We intended to identify the potential key biomarker and pathways that correlated with infiltrating immune cells during the pathogenesis of intracranial aneurysms (IA), to develop a diagnostic model, and to predict therapeutic drugs.
Three datasets containing intracranial aneurysm tissue samples and normal artery control samples from Gene Expression Omnibus (GEO) were included. Gene-set variation analysis(GSVA) and gene set enrichment analysis (GSEA) were conducted to find the significant differentially expressed pathways in IA formation. The least absolute shrinkage and selection operator (LASSO) regression and the multivariate logistic regression analysis were performed to identify the characteristic genes in the IL6/JAK/STAT signaling pathway (ISP) and the estrogen response pathway (ERP). A diagnostic model was constructed. xCell was used to identify immune cell types in IA pathogenesis. We used the weighted gene co-expression network analysis (WGCNA) algorithm to explore the correlations between the key modules and the four traits. Potential therapeutic drugs were investigated in Enrichr and Drugbank database.

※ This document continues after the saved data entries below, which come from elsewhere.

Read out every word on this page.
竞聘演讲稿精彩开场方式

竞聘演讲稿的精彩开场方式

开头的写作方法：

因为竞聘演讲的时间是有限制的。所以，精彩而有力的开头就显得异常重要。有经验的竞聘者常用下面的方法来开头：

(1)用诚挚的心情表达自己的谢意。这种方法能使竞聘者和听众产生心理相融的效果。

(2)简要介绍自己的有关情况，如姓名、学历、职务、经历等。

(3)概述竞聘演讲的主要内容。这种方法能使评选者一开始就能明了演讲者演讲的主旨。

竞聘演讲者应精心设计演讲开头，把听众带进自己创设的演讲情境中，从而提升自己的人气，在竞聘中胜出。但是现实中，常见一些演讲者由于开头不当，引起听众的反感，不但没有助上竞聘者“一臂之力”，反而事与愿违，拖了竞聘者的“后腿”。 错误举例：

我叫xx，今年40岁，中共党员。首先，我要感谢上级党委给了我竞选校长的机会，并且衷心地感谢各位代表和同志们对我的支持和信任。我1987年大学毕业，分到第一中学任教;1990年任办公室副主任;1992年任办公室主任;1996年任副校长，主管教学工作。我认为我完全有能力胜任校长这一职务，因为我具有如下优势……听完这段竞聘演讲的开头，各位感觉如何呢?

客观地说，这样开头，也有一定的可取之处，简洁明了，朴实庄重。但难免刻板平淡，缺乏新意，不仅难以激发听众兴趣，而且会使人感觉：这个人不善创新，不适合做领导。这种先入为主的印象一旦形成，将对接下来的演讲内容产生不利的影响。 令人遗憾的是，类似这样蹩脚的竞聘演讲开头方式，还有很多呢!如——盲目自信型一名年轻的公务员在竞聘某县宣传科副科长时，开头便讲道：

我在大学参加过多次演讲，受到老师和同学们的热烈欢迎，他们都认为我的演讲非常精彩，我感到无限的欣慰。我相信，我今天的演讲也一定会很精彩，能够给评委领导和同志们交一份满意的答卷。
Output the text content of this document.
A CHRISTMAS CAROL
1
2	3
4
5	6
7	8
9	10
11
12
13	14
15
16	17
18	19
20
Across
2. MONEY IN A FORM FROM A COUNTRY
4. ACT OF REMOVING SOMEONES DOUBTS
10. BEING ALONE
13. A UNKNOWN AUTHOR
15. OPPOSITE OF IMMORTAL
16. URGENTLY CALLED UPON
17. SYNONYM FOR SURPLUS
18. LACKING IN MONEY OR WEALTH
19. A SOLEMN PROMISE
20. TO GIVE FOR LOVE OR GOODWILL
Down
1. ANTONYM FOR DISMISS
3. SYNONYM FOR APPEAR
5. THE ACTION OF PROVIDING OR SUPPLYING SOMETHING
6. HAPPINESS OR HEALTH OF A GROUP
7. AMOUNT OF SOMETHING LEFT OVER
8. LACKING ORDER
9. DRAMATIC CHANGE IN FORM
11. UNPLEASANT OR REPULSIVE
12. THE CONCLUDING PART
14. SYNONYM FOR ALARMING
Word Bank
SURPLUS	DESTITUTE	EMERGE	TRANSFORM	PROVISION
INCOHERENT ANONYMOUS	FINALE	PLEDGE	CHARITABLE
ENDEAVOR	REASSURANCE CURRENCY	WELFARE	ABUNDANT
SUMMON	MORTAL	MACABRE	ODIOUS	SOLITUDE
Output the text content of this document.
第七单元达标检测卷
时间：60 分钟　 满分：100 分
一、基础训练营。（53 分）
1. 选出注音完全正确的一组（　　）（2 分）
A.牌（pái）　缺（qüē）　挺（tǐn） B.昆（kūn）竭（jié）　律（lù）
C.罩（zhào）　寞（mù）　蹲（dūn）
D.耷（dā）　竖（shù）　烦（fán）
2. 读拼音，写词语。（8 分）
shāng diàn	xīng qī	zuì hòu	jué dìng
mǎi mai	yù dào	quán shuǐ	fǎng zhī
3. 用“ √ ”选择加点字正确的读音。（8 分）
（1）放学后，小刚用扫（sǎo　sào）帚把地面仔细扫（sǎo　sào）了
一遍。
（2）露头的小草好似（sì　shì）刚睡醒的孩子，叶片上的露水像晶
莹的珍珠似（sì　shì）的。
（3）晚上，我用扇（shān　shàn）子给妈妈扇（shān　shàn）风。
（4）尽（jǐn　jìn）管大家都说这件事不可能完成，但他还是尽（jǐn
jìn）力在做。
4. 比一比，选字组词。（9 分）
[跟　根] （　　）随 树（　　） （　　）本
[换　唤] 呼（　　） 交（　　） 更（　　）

The ISP is significant positively correlated with IA onset. The biological function of the ISP is positively correlated with that of the ERP, and is significantly associated with immune cells activities.
We identified that the ISP was one of the most significant positively correlated pathways in IA onset, and it was activated in this process concordant with the ERP and immune responses. Except for beneficial effects, complex and multiple roles of estrogen may be involved in IA formation. STAT2 could be a potential biomarker and a promising therapeutic target of IA pathogenesis.